A detailed timeline should include the time of injection, the time it took for the monitoring system to detect the issue, the time for the alerting system to notify the team, and the time to resolution. These intervals help calculate the Mean Time to Detection and Mean Time to Recovery, which are key performance indicators for any engineering organization.
Safe Injection Techniques
When injecting failures, it is better to use fine-grained control mechanisms rather than blunt instruments. Instead of shutting down an entire data center, you might use a service mesh to inject a specific percentage of 503 error codes for a single microservice. This allows for more precise experiments and a much easier path to restoration.
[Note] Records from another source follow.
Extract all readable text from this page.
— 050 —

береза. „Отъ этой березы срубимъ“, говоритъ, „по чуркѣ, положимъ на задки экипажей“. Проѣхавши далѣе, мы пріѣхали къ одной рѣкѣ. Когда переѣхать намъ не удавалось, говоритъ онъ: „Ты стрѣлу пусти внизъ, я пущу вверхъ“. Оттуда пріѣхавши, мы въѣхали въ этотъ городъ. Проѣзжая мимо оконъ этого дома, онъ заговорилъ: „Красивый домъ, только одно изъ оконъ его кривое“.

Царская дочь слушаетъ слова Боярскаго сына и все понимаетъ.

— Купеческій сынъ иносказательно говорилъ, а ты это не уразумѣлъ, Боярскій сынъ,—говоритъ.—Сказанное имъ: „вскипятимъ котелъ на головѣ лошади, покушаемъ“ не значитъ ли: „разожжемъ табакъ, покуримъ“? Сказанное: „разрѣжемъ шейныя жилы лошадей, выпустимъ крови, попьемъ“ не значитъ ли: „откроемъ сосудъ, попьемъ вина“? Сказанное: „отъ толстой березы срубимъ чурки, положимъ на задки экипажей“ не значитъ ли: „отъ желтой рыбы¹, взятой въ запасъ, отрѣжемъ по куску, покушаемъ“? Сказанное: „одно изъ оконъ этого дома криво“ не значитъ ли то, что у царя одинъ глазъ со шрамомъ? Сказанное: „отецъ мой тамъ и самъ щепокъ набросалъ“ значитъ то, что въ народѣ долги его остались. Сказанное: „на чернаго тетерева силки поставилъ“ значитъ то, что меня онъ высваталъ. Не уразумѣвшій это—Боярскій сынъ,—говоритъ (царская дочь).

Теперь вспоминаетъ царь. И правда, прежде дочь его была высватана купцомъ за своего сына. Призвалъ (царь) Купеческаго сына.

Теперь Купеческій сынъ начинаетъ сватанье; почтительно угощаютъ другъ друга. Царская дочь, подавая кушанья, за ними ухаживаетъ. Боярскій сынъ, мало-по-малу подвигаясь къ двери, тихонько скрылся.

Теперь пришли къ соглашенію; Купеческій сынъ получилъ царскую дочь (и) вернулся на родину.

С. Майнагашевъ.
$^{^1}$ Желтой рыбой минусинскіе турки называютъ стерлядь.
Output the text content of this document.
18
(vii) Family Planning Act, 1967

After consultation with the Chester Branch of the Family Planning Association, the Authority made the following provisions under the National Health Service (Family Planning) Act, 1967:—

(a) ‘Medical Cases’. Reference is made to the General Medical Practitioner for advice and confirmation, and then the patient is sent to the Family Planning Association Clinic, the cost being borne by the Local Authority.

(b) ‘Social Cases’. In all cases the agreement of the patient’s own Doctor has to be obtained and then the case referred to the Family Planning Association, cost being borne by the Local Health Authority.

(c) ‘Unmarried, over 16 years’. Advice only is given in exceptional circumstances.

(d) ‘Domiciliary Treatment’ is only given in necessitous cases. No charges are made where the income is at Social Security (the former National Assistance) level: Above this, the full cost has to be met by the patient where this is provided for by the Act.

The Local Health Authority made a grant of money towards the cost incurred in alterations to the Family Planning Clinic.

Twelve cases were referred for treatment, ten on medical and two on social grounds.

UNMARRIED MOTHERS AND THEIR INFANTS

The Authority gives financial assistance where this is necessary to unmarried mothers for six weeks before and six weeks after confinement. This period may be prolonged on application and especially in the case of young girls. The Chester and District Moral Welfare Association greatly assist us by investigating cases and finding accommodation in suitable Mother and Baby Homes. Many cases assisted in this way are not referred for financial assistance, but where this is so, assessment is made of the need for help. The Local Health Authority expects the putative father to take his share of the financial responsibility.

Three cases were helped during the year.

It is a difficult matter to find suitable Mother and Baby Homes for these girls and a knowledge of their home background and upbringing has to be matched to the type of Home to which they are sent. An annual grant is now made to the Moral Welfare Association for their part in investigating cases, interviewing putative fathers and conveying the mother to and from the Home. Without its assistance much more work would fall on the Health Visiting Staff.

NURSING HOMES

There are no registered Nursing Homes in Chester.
1# This manifest defines a NetworkChaos resource to simulate packet loss.
2# It targets pods with the 'app: order-processor' label in production.
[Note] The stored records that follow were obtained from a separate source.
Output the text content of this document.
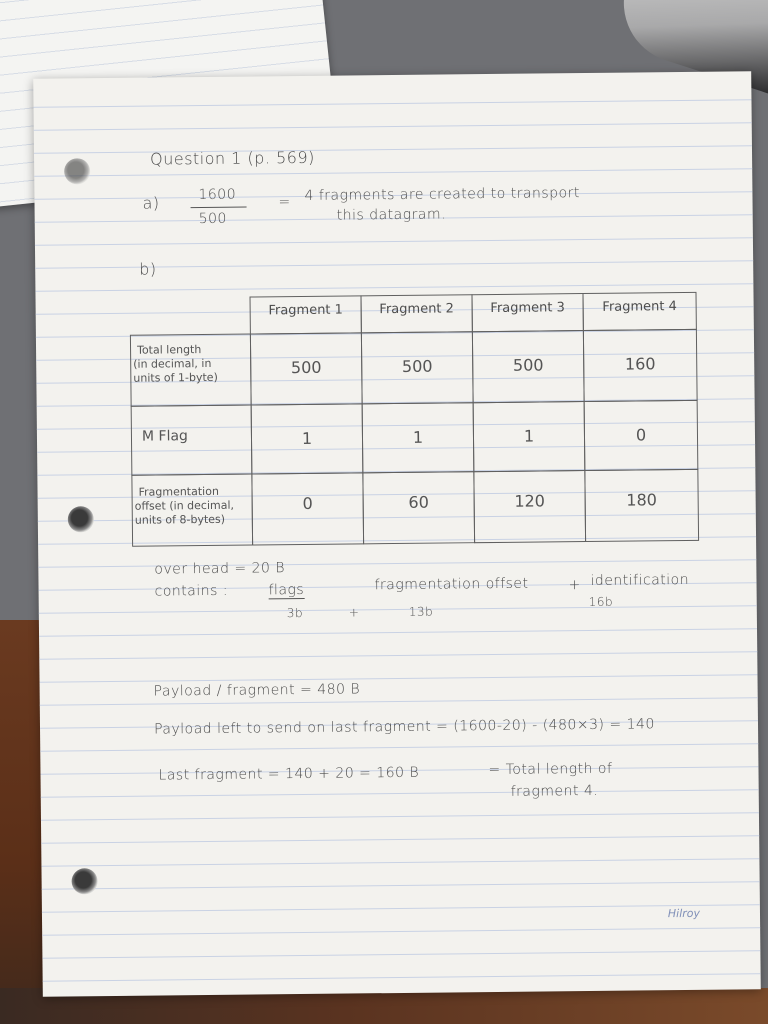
Question 1 (p. 569)
a)	1600
500
= 4 fragments are created to transport
this datagram.
b)
Fragment 1	Fragment 2	Fragment 3	Fragment 4
Total length
(in decimal, in
units of 1-byte)
500	500	500	160
M Flag	1	1	1	0
Fragmentation
offset (in decimal,
units of 8-bytes)
0	60	120	180
over head = 20 B
contains :	flags
3b	+
fragmentation offset
13b
+ identification
16b
Payload / fragment = 480 B
Payload left to send on last fragment = (1600-20) - (480×3) = 140
Last fragment = 140 + 20 = 160 B	= Total length of
fragment 4.
Hilroy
3apiVersion: chaos-mesh.org/v1alpha1
4kind: NetworkChaos
5metadata:
6 name: order-network-loss
7 namespace: production
8spec:
9 action: loss # Type of failure: packet loss
10 mode: one # Target one random pod matching the selector
11 selector:
12 labelSelectors:
13 app: "order-processor"
14 loss:
15 loss: "25%" # Inject 25 percent packet loss
16 correlation: "0"
17 duration: "5m" # Automatically stop after 5 minutes
18 scheduler:
19 cron: "@every 10m" # Optional: repeat the experiment periodicallyPost-Mortem and Actionable Insights
The value of a Game Day is not found in the failure itself but in the remediation steps that follow. Once the exercise is complete, the team should gather to review the findings and compare the observed results against the initial hypothesis. Any discrepancies indicate an area where the system's design or documentation is insufficient.
We categorize findings into three main buckets: architectural flaws, monitoring gaps, and process improvements. Architectural flaws might involve a lack of redundancy, while monitoring gaps involve failures that didn't trigger an alert. Process improvements often center around simplifying the steps required for a human to mitigate a recurring issue.
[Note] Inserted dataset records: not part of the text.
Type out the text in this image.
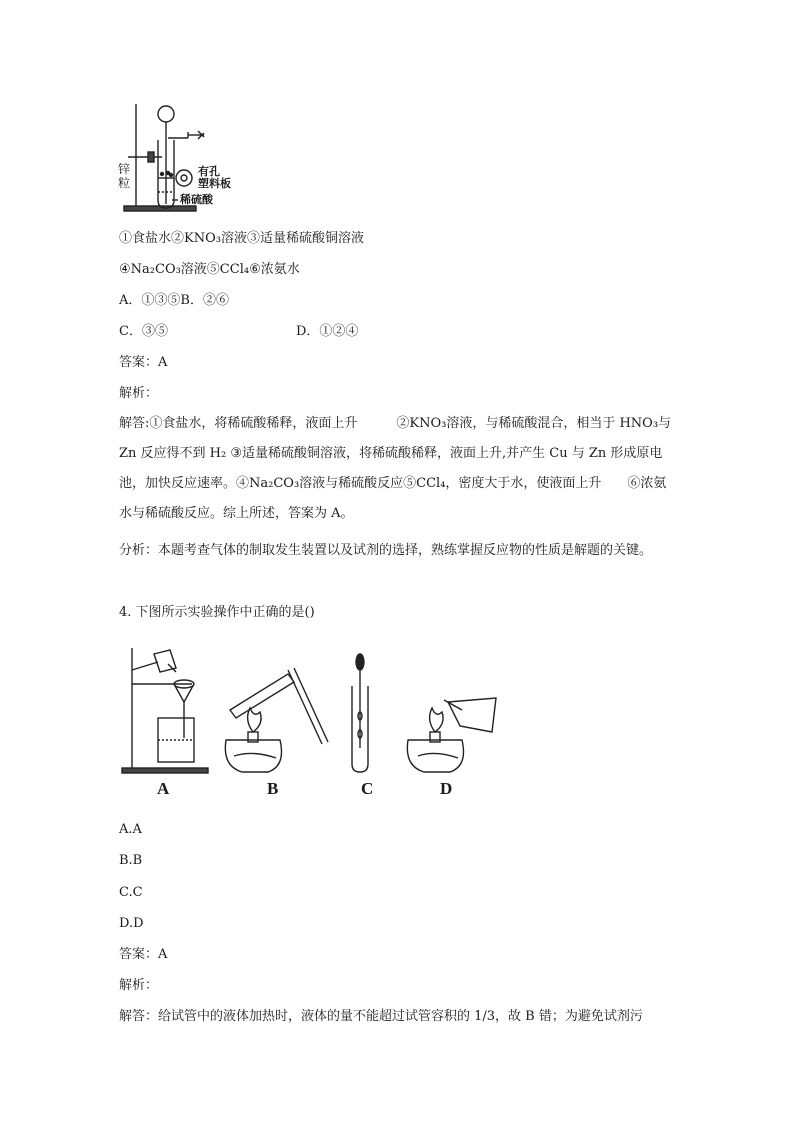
锌粒
有孔
塑料板
稀硫酸

①食盐水②KNO₃溶液③适量稀硫酸铜溶液

④Na₂CO₃溶液⑤CCl₄⑥浓氨水

A．①③⑤B．②⑥

C．③⑤	D．①②④

答案：A

解析：

解答:①食盐水，将稀硫酸稀释，液面上升　　　②KNO₃溶液，与稀硫酸混合，相当于 HNO₃与 Zn 反应得不到 H₂ ③适量稀硫酸铜溶液，将稀硫酸稀释，液面上升,并产生 Cu 与 Zn 形成原电池，加快反应速率。④Na₂CO₃溶液与稀硫酸反应⑤CCl₄，密度大于水，使液面上升　　⑥浓氨水与稀硫酸反应。综上所述，答案为 A。

分析：本题考查气体的制取发生装置以及试剂的选择，熟练掌握反应物的性质是解题的关键。

4. 下图所示实验操作中正确的是()

A	B	C	D

A.A

B.B

C.C

D.D

答案：A

解析：

解答：给试管中的液体加热时，液体的量不能超过试管容积的 1/3，故 B 错；为避免试剂污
It is vital that these findings are turned into prioritized tickets in the engineering backlog. Without a commitment to fixing the vulnerabilities discovered, Game Days become an academic exercise rather than a tool for improving reliability. Leadership must support the team by allocating time to address these reliability issues alongside feature development.
Identifying Dark Debt
Game Days are excellent at surfacing dark debt, which are hidden vulnerabilities that accumulate over time as a system evolves. This might include a legacy library that doesn't handle retries correctly or a hard-coded IP address that causes a failure when a load balancer scales. These issues are often invisible during normal operation.
Uncovering dark debt allows the team to simplify the architecture and remove unnecessary complexity. A simpler system is easier to reason about and less likely to fail in unpredictable ways. This process of constant pruning and hardening is essential for maintaining a high-availability platform.
Iterative Improvement
Reliability is a moving target, and a system that was resilient six months ago may no longer be so due to new features and configuration changes. Therefore, Game Days should be run as a recurring series rather than a one-off event. Each exercise should build on the lessons learned from the previous one, gradually increasing the complexity of the scenarios.
As the team becomes more confident, the experiments can transition from manual Game Days to automated continuous verification. In this stage, chaos experiments are integrated directly into the CI/CD pipeline, ensuring that every deployment is tested against known failure modes. This creates a powerful feedback loop that enforces high standards for resilience.